さて肝心の音はどうだったか。設計者が判断すると手前味噌になってしまうがこれまで設計したシングルアンプの中では最高の音が得られた。高域は細くなく、柔らかく、芯がある。全体のバランスも良い。
 さてお客様のところでどう鳴ってくれるか。まだ安心は出来ない。


 
 <シングルアンプ>
2015年8月21日  

今シングルアンプを設計している。久しぶりのシングルアンプの設計だ。前回このコラムで書いたように今年の夏は非常に暑いのでアンプを設計、製作するにも幾分影響する。でもアンプ設計は楽しい。どんな性能、音の製品になってくれるか僕自身が楽しみにしているからだ。アンプを何台も設計しているがいつも同じ設計とは限らない。むしろいつも何かしら変えて設計している。理由はこれでもアンプ設計には進歩があるから今度はこんなノウハウを入れようと最新の設計にするからだ。
 今回もお客様のご要求をお聞きしながらその中でも最高の性能、音を目指して僕のノウハウを注入している。性能的には出来の良いアンプが出来てきた。未完成なので詳細はここでは触れられない。久しぶりのシングルアンプがどの位音の向上が認められるか、自分でも楽しみだ。

シングルアンプはアマチュアの方は好んで作られるようだ。理由は良くは分からないが一番の理由は作りやすいからだと思う。特に人気があるのが直熱管のシングルアンプらしい。
 シングルアンプは製作は優しいが設計は難しい。いろいろ制約があるからなかなか性能を上げるのが難しい。特に歪特性はどうしてもプッシュプルアンプに適わない。その理由は出力管の歪特性からくるものがある。歪のシミュレーションは昔E.Rに書いたからそれを参照してほしい。しかし歪はこれだけではなさそうな気がしている。負帰還アンプの場合初段真空管のグリッド・カソード間の非直線も影響しているように思われる。もともと比較器の2入力が非直線になっているのでいくら負帰還をかけても限度がありそうだ。これはこれまでプッシュプルアンプを設計してきてそれがすべて差動増幅で構成されていて、差動が負帰還の比較器になっていたのでG-K間の非直線をキャンセルされていたのが今回は見えてきたのである。多分シングルアンプでも入力を差動にすればもっと歪は下がるような気がする。今後の検討課題だ。この差動入力を考えていたら、今度はこれならバランス入力のシングルアンプが出来ることに気が付いた。アンプはバランス増幅ではないけれど、バランス入力には対応できる。僕のバランス型EQで設計したように、バランス・アンバランス変換をシングルアンプで対応すればよい。これも今後の面白い検討課題だ。
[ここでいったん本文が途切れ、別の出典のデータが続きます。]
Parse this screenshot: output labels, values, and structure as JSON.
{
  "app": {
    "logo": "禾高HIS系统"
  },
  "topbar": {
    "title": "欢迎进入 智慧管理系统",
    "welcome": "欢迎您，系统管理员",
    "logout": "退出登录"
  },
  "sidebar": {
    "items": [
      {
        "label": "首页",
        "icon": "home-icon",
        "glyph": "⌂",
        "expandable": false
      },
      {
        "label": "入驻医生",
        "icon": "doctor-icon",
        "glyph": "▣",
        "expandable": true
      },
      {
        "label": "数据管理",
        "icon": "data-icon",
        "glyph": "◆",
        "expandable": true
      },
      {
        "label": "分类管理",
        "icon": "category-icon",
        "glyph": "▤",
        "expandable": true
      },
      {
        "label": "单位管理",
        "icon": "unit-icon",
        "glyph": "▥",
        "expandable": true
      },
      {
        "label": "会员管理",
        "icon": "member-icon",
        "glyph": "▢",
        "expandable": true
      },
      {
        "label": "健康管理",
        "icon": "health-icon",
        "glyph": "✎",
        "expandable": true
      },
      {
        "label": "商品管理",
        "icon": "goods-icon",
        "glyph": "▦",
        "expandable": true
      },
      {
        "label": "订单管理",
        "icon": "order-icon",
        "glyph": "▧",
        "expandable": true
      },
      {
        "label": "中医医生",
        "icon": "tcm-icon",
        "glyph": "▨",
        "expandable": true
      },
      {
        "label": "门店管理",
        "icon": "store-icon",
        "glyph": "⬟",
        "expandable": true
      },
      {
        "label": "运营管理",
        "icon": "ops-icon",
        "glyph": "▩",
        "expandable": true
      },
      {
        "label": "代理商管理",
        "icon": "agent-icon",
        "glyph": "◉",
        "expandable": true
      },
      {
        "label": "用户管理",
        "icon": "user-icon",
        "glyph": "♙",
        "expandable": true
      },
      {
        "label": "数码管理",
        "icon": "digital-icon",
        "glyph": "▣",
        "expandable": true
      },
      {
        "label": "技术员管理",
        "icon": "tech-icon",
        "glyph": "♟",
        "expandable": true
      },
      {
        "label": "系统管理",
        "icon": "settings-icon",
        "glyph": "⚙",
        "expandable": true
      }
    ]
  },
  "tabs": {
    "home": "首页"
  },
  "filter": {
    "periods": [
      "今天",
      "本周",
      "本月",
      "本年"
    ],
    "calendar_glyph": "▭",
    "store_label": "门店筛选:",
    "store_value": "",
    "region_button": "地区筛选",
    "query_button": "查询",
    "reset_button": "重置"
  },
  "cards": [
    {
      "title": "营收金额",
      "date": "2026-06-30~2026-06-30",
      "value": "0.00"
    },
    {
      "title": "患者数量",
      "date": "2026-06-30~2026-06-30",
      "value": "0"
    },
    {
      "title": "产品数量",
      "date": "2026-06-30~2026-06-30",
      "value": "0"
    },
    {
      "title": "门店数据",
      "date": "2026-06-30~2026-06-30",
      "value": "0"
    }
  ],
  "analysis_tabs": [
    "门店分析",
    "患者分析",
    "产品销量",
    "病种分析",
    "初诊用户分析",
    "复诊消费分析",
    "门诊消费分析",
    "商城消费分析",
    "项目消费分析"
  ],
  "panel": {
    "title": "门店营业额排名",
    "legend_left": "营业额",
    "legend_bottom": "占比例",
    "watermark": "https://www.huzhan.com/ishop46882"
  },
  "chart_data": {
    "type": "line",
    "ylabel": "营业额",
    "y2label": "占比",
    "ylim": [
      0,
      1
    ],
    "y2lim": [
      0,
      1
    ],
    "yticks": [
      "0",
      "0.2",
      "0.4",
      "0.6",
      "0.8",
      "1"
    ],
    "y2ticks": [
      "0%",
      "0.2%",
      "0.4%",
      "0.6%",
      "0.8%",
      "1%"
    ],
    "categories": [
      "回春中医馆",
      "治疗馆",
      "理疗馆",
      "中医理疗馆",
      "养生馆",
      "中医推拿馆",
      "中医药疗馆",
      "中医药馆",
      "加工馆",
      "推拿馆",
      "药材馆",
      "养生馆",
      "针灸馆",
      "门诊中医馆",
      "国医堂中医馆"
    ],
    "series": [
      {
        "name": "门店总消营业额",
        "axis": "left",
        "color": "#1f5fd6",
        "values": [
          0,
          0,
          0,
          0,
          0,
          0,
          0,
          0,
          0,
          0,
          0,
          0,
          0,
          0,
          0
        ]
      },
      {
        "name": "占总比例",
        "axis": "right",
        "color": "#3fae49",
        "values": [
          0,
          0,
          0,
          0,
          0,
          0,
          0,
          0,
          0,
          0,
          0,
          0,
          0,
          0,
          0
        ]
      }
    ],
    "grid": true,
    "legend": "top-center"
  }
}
アンプを設計するとそこでいくつか気が付くことがあり、そこからまた新しいアンプのアイデアが出てくる。この繰り返しでアンプが新しく生まれる。こんな作業が僕には楽しい。


 
 <夏>
 2015年8月12日 
 今年の夏は暑い。TVでも猛暑日が続いていると報じているが、ここ横浜でも暑い。東京、埼玉、群馬の各県などは神奈川県よりさらに暑いようだから皆さん大変な思いで過ごされていると思う。僕の安眠法は以前このコラムで紹介したことがあるのだが、ベッド用ゴザと冷たい枕の組み合わせで寝ている。これでエアコン無しで十分寝られるから省エネで体にも良い睡眠法になっている。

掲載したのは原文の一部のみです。